Eventually, Elliot and Alma form a kind of family with the math teacher's daughter, but that hasn't nearly the dramatic heft needed to fill in the cracks around the disintegrating main story. What you get is a lot of impotent anger, people walking into harm's way and the sniper-like picking off of supporting players — all the dumbest tropes of horror movies, without the robust scares a good thrill-fest delivers. It's a sorry enough spectacle to make admirers of The Sixth Sense wonder if they didn't overrate that movie, and the director's whole oeuvre? Is Shyamalan a sham?

NIGHT MOVES ... DOWN

Here's a movie trivia game I wish I didn't have to play. Is there any major director who has made six consecutive films, each one markedly inferior to the one before? A case can be made that the answer is M. Night Shyamalan. (I'm ignoring Shyamalan's first two features, the cross-cultural Praying With Anger and the juvenile drama Wide Awake, because they were clearly apprentice work and, frankly, they don't fit into my argument.)

The Sixth Sense (1999) was a triumph of O. Henry-suspense and also an essay on the solitude of grief. Unbreakable (2000), a comic-book superhero battle told at an art-film tempo, was nearly as good and had another terrific, weighed-down performance by Willis. Signs (2002) was a letdown on the alien-invasion front, but it had Mel Gibson playing his own form of domestic desolation. The Village (2004), a sort of Amish retelling of Shirley Jackson's The Lottery, was the first of his films to test — and break — the viewer's patience. And The Lady in the Water (2006), in which another alien creature emerges — this one a water sprite in the swimming pool of an apartment building — fell into the preposterous mess category.

Some critics, like me, gave Shyamalan a lot of rope because of the skill he showed in his first big films: a masterly camera style in which he was utterly in control of exactly how much visual information should be revealed — or concealed. He was just a natural-born suspense filmmaker of the old school. And in the age of movie facetiousness, his dead-serious take on middle-age morosity was a striking theme for a kid still in his 20s (when he made The Sixth Sense and Unbreakable).

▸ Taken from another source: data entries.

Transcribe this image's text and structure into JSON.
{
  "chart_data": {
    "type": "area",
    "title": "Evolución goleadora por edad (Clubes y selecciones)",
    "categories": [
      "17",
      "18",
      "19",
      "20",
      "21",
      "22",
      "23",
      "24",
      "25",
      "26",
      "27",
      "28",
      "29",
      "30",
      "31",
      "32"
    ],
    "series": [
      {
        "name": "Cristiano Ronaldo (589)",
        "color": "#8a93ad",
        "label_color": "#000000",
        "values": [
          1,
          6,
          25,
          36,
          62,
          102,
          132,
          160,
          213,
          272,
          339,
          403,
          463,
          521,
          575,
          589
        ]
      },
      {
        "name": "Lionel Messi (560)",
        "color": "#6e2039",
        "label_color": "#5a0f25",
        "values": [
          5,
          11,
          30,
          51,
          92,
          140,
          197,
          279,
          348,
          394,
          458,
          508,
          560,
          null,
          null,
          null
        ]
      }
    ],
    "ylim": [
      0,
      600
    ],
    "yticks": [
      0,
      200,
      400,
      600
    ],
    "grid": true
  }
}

The box office told the tale of Shyamalan's success: The Sixth Sense grossed $294 million in North America; then, after a decent but detumescent $95 million for Unbreakable, he rebounded with $228 million for Signs (Gibson's star power helped) and $114 million for The Village — figures ranging from honorable to sensational, considering that he put his handsome movies together for about half what they'd have cost anyone else, anywhere else. Shyamalan makes all his films where he grew up, in the suburbs of Philadelphia. (He's the most prominent member of the Philadelphia school of filmmaking. In fact, so far as I know, he's the principal and the only student. There's no notable indie film scene in Philly, though movies from Rocky to National Treasure, Shooter and Baby Mama have used it as a location.)

A monumentally self-assured filmmaker, and a superb pitchman for his own projects, Shyamalan used his Sixth Sense clout to maintain his independence. Aside from making his elaborate movies at home, he'd play power games with the movie brass, allowing an executive just one afternoon to read his new script before returning it to him. That sort of bravado works only as long as the product sells. But when The Lady in the Water belly-flopped with $42 million domestic, Hollywood could finally say no to the wunderkind. The Happening is distributed by 20th Century Fox, but the list of seven or eight producers and executive producers in the credits suggests that Shyamalan raised the money for this one himself, and that he's no longer the independent golden boy — just another indie-film director scrambling for backers.

And now we have this ill wind, this feeble gust of an environmental horror story. The writer-director's disintegration from robust artistic health to narrative incoherence, from hitmaker to box-office loser, has an almost tragic trajectory. It's a saga worthy of being told by the young M. Night Shyamalan. Perhaps, with his next film, he'll have a surprise twist of cinematic brilliance that will explain and atone for the creepy stuff that's been happening to him.